I1/ a^2 = I2 / a^2 *0.25
this implies I2 = 0.25 I1 ( I2...the intensity after polirasition and I1 before polarisation)

 

[diwash]

@deathdealer...
the answer is A..unlike other options...in A when small mass(less heavy) is added the spring with less k will extend properly( the box will not disturb its expansion) so its sensitive to less heavy mass..but then heavy mass is added...the spring with small k will extend much..and its extension is disturbed by the cage..so is less sensative...
hope u got it

Ummmmmm......yeah got it buh lila bih yaaaaWr :/
Less k meanx more Extention
Less weight small extention n Heavy Weight LARGE extention !
And da Cage Supportx da LOW k so dat it don Break
BUT
Fo dah HIGH k Less mass wud hav less Extention Where az Heavy Mass REsultx MORE EXTENTION
HOW MORE HEAVY IZ LESS SENSATIVE ?

I think u didnot got what i said..
look...the problem is with the spring with small K..because it extends very easilt (is less stiff)....
with small mass the extension is small and it can detect it easily because it is less stiff...
and now with large mass the extension will be large and the cage prevents the spring to extend properly ..so is less sensetive...

if u didnot understood my explanation leave it..i think u have already got it...

 

[ciraphla]

@ thanks diwash

 

[diwash]

u r always welcomed...

 

[mickysharif]

Can someone please explain the easiest way to solve this sortov question. I have no idea how to get to the answer..

​

 

[arlery]

It's D. Since current is divided in parallel, more current will need to be supplied.

 

[mrpaudel]

its easy man..!! here's how u do..u have resistance of ammeter which is 2 ohm...!! so get a total resistance...and suppose emf a value...u can suppose that anything..n jus look which one gets higher current..!! thats it..!!

 

[MahirLatif]

Can someone please explain the easiest way to solve this sortov question. I have no idea how to get to the answer..

​

since p.d. is constant,
by I = V/R.
I is inversely proportional to R.
Means less the resistance, more the current.
Ammeter has 2 ohm resistance.. Caluclate combined R in each case.. The Lowest R shows highest current in Ammeter (answer is D)

 

[libra94]

Can someone please explain the easiest way to solve this sortov question.

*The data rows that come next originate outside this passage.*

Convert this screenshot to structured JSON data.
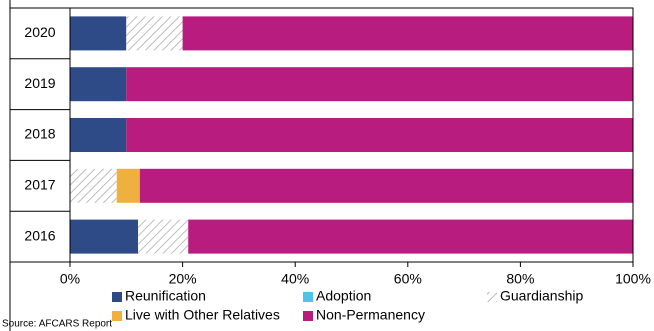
{
  "chart_data": {
    "type": "stacked-barh",
    "categories": [
      "2020",
      "2019",
      "2018",
      "2017",
      "2016"
    ],
    "series": [
      {
        "name": "Reunification",
        "color": "#2e4a87",
        "values": [
          10,
          10,
          10,
          0,
          12.1
        ]
      },
      {
        "name": "Adoption",
        "color": "#4fc3e8",
        "values": [
          0,
          0,
          0,
          0,
          0
        ]
      },
      {
        "name": "Guardianship",
        "color": "#c8c8c8",
        "pattern": "hatch",
        "values": [
          10,
          0,
          0,
          8.3,
          8.9
        ]
      },
      {
        "name": "Live with Other Relatives",
        "color": "#f0b040",
        "values": [
          0,
          0,
          0,
          4.1,
          0
        ]
      },
      {
        "name": "Non-Permanency",
        "color": "#b81c7e",
        "values": [
          80,
          90,
          90,
          87.6,
          79
        ]
      }
    ],
    "xlim": [
      0,
      100
    ],
    "xticks": [
      {
        "value": 0,
        "label": "0%"
      },
      {
        "value": 20,
        "label": "20%"
      },
      {
        "value": 40,
        "label": "40%"
      },
      {
        "value": 60,
        "label": "60%"
      },
      {
        "value": 80,
        "label": "80%"
      },
      {
        "value": 100,
        "label": "100%"
      }
    ],
    "source": "Source: AFCARS Report"
  }
}
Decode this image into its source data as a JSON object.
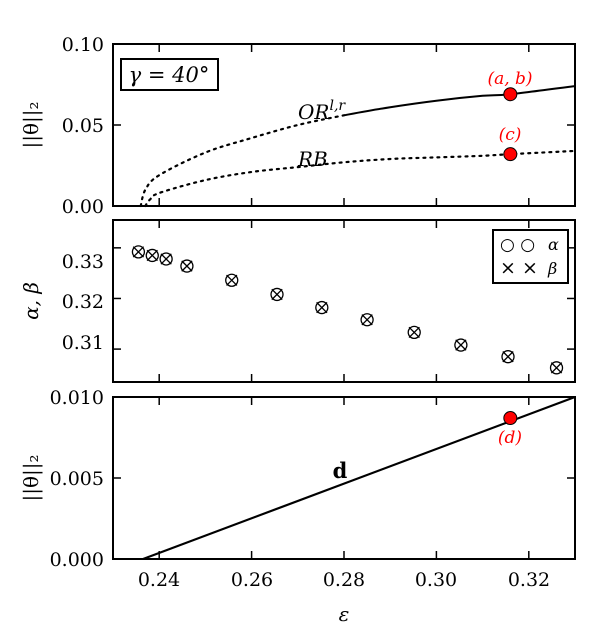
{
  "chart_data": [
    {
      "type": "line",
      "ylabel": "||θ||₂",
      "xlim": [
        0.23,
        0.33
      ],
      "ylim": [
        0.0,
        0.1
      ],
      "yticks": [
        "0.00",
        "0.05",
        "0.10"
      ],
      "inset_label": "γ = 40°",
      "series": [
        {
          "name": "OR^{l,r}",
          "style": "dotted then solid",
          "solid_from_x": 0.28,
          "x": [
            0.236,
            0.237,
            0.24,
            0.25,
            0.26,
            0.27,
            0.28,
            0.29,
            0.3,
            0.31,
            0.316,
            0.33
          ],
          "y": [
            0.0,
            0.01,
            0.019,
            0.033,
            0.042,
            0.05,
            0.056,
            0.061,
            0.065,
            0.068,
            0.069,
            0.074
          ]
        },
        {
          "name": "RB",
          "style": "dotted",
          "x": [
            0.237,
            0.238,
            0.24,
            0.25,
            0.26,
            0.27,
            0.28,
            0.29,
            0.3,
            0.31,
            0.316,
            0.33
          ],
          "y": [
            0.0,
            0.004,
            0.008,
            0.016,
            0.021,
            0.024,
            0.027,
            0.029,
            0.03,
            0.031,
            0.032,
            0.034
          ]
        }
      ],
      "points": [
        {
          "label": "(a, b)",
          "x": 0.316,
          "y": 0.069,
          "color": "#ff0000"
        },
        {
          "label": "(c)",
          "x": 0.316,
          "y": 0.032,
          "color": "#ff0000"
        }
      ]
    },
    {
      "type": "scatter",
      "ylabel": "α, β",
      "xlim": [
        0.23,
        0.33
      ],
      "ylim": [
        0.3035,
        0.3355
      ],
      "yticks": [
        "0.31",
        "0.32",
        "0.33"
      ],
      "legend": [
        {
          "marker": "○ ○",
          "label": "α"
        },
        {
          "marker": "× ×",
          "label": "β"
        }
      ],
      "legend_position": "top-right",
      "series": [
        {
          "name": "α",
          "marker": "circle",
          "x": [
            0.2355,
            0.2385,
            0.2415,
            0.246,
            0.2557,
            0.2655,
            0.2752,
            0.285,
            0.2952,
            0.3053,
            0.3155,
            0.326
          ],
          "y": [
            0.3292,
            0.3285,
            0.3278,
            0.3264,
            0.3236,
            0.3208,
            0.3182,
            0.3158,
            0.3133,
            0.3108,
            0.3085,
            0.3063
          ]
        },
        {
          "name": "β",
          "marker": "x",
          "x": [
            0.2355,
            0.2385,
            0.2415,
            0.246,
            0.2557,
            0.2655,
            0.2752,
            0.285,
            0.2952,
            0.3053,
            0.3155,
            0.326
          ],
          "y": [
            0.3292,
            0.3285,
            0.3278,
            0.3264,
            0.3236,
            0.3208,
            0.3182,
            0.3158,
            0.3133,
            0.3108,
            0.3085,
            0.3063
          ]
        }
      ]
    },
    {
      "type": "line",
      "ylabel": "||θ||₂",
      "xlabel": "ε",
      "xlim": [
        0.23,
        0.33
      ],
      "ylim": [
        0.0,
        0.01
      ],
      "yticks": [
        "0.000",
        "0.005",
        "0.010"
      ],
      "xticks": [
        "0.24",
        "0.26",
        "0.28",
        "0.30",
        "0.32"
      ],
      "series": [
        {
          "name": "d",
          "x": [
            0.2365,
            0.33
          ],
          "y": [
            0.0,
            0.01
          ]
        }
      ],
      "points": [
        {
          "label": "(d)",
          "x": 0.316,
          "y": 0.0087,
          "color": "#ff0000"
        }
      ]
    }
  ]
}
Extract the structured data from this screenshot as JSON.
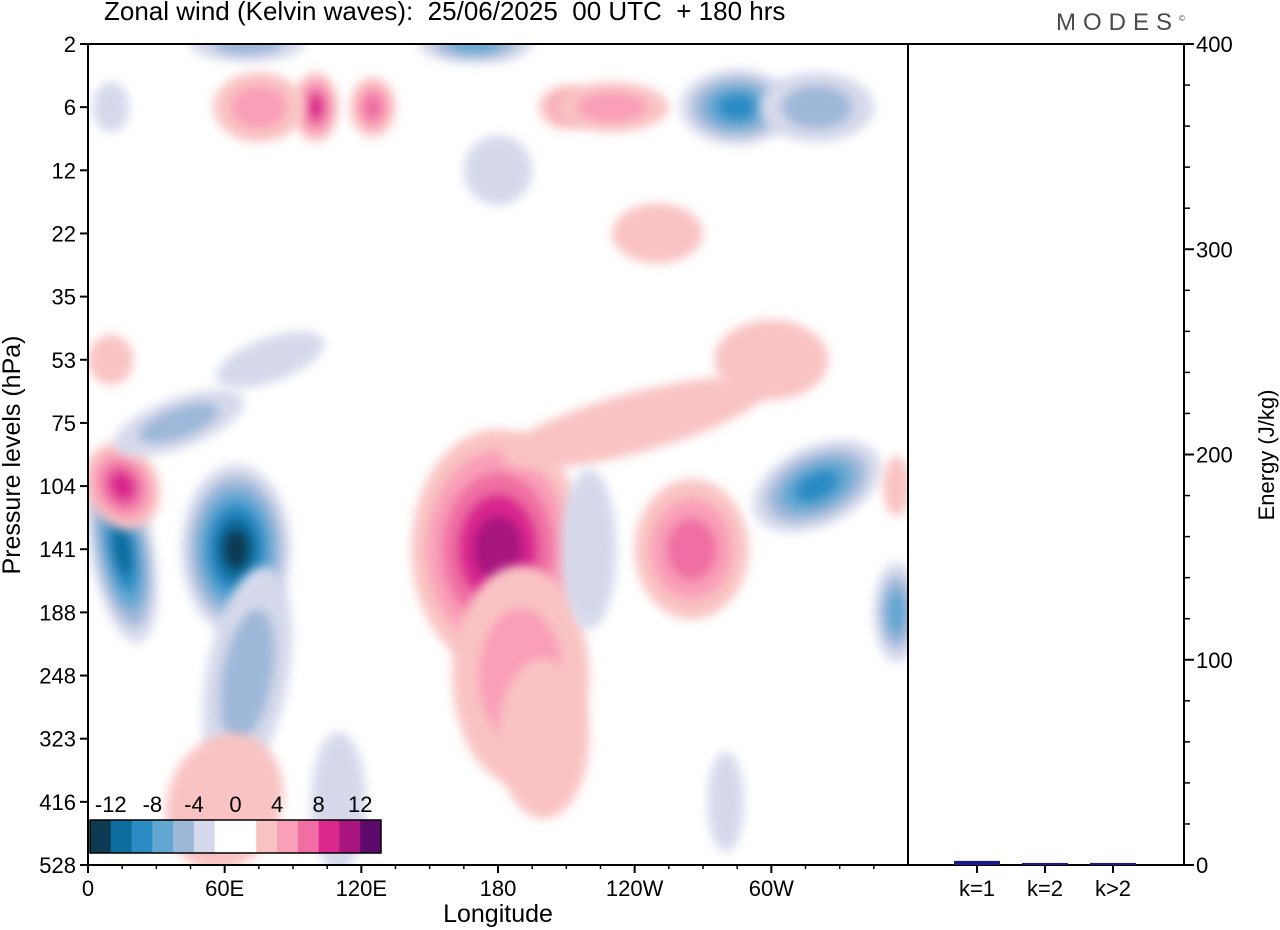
{
  "title": "Zonal wind (Kelvin waves):  25/06/2025  00 UTC  + 180 hrs",
  "brand": "MODES",
  "brand_mark": "©",
  "chart_data": [
    {
      "type": "heatmap",
      "title": "Zonal wind (Kelvin waves):  25/06/2025  00 UTC  + 180 hrs",
      "xlabel": "Longitude",
      "ylabel": "Pressure levels (hPa)",
      "x_ticks": [
        "0",
        "60E",
        "120E",
        "180",
        "120W",
        "60W"
      ],
      "x_tick_degrees": [
        0,
        60,
        120,
        180,
        240,
        300
      ],
      "xlim": [
        0,
        360
      ],
      "y_ticks": [
        "2",
        "6",
        "12",
        "22",
        "35",
        "53",
        "75",
        "104",
        "141",
        "188",
        "248",
        "323",
        "416",
        "528"
      ],
      "colorbar": {
        "labels": [
          "-12",
          "-8",
          "-4",
          "0",
          "4",
          "8",
          "12"
        ],
        "label_values": [
          -12,
          -8,
          -4,
          0,
          4,
          8,
          12
        ],
        "colors": [
          "#0c3b52",
          "#0f6d9e",
          "#2b8cc4",
          "#62a7d2",
          "#9eb8d9",
          "#d5d9eb",
          "#ffffff",
          "#ffffff",
          "#f9c3c3",
          "#f99fb8",
          "#ef6ea3",
          "#d9278e",
          "#a8157f",
          "#5c0a6c"
        ]
      },
      "features": [
        {
          "lon": 65,
          "level": "141",
          "value": -14
        },
        {
          "lon": 15,
          "level": "141",
          "value": -13
        },
        {
          "lon": 180,
          "level": "141",
          "value": 11
        },
        {
          "lon": 15,
          "level": "104",
          "value": 8
        },
        {
          "lon": 100,
          "level": "6",
          "value": 9
        },
        {
          "lon": 285,
          "level": "6",
          "value": -10
        },
        {
          "lon": 320,
          "level": "104",
          "value": -9
        },
        {
          "lon": 240,
          "level": "75",
          "value": 6
        },
        {
          "lon": 265,
          "level": "141",
          "value": 6
        }
      ]
    },
    {
      "type": "bar",
      "ylabel": "Energy (J/kg)",
      "categories": [
        "k=1",
        "k=2",
        "k>2"
      ],
      "values": [
        2,
        1,
        1
      ],
      "ylim": [
        0,
        400
      ],
      "y_ticks": [
        0,
        100,
        200,
        300,
        400
      ],
      "bar_color": "#1a1a8c"
    }
  ]
}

I have no idea how to get to the answer..

​

take voltage as lets say 12V
then find the total resistance(i hope u know hw to do tht)
and find the current by I=V/R

 

[arlery]

http://www.xtremepapers.me/CIE/index.ph ... _qp_12.pdf

Q. 14

 

[MahirLatif]

http://www.xtremepapers.me/CIE/index.php?dir=International%20A%20And%20AS%20Level/9702%20-%20Physics/&file=9702_s10_qp_12.pdf

Q. 14

weight * sin angle = 10-friction
20 sin angle = 6
sine angle = 6/20

acceleration = g * sine angle

 

[MahirLatif]

Acceleration is 3 m/s^2

 

[mickysharif]

ok thanks guys, what about this next one.. I hate electricity questions..

 

[arlery]

http://www.xtremepapers.me/CIE/Internat ... _qp_12.pdf

q. 16 why is the answer B 5.5 kW?

 

[MahirLatif]

ok thanks guys, what about this next one.. I hate electricity questions..

suppose P, Q nd R have equal resistances = 2 each
total effective Resistance = 3

Power = (Voltage of battery)^2 / total Resistance
12 = v^2/3
V= 6
now Voltage in P = (2/3)*6
voltage in parallel combination Q and R = (1/3)*6 =2 V
in parallel , voltage is same.. So Q and R both have 2 V accross them
power in R = V^2/Resistance = 2^2/2 = 2 W

 

[basoom16]

question 9 and 10
winter 2009 variant 1

 

[cocospaniel]

ok thanks guys, what about this next one.. I hate electricity questions..

Someone wrote this before so I just copied it and pasted it.

'Alright this one was quite difficult and took some time. Just concentrate, Q and R are in parallel. If two equal resistors are in parallel, their equivalent resistance is half of their resistance (a fact), like 2Ω and 2Ω would give a total resistance of 1Ω (try yourself out). So suppose the resistance of each is xΩ, so the total resistance would be x + x/2 Ω = 1.5xΩ. So take the ratio 0.5x/1.5x = 1/3, that means in the parallel setup 1/3 of the power is dissipated: 1/3 of 12 = 4W. As current is halved b/w the two (Q and R), 4/2 = 2W..!!!'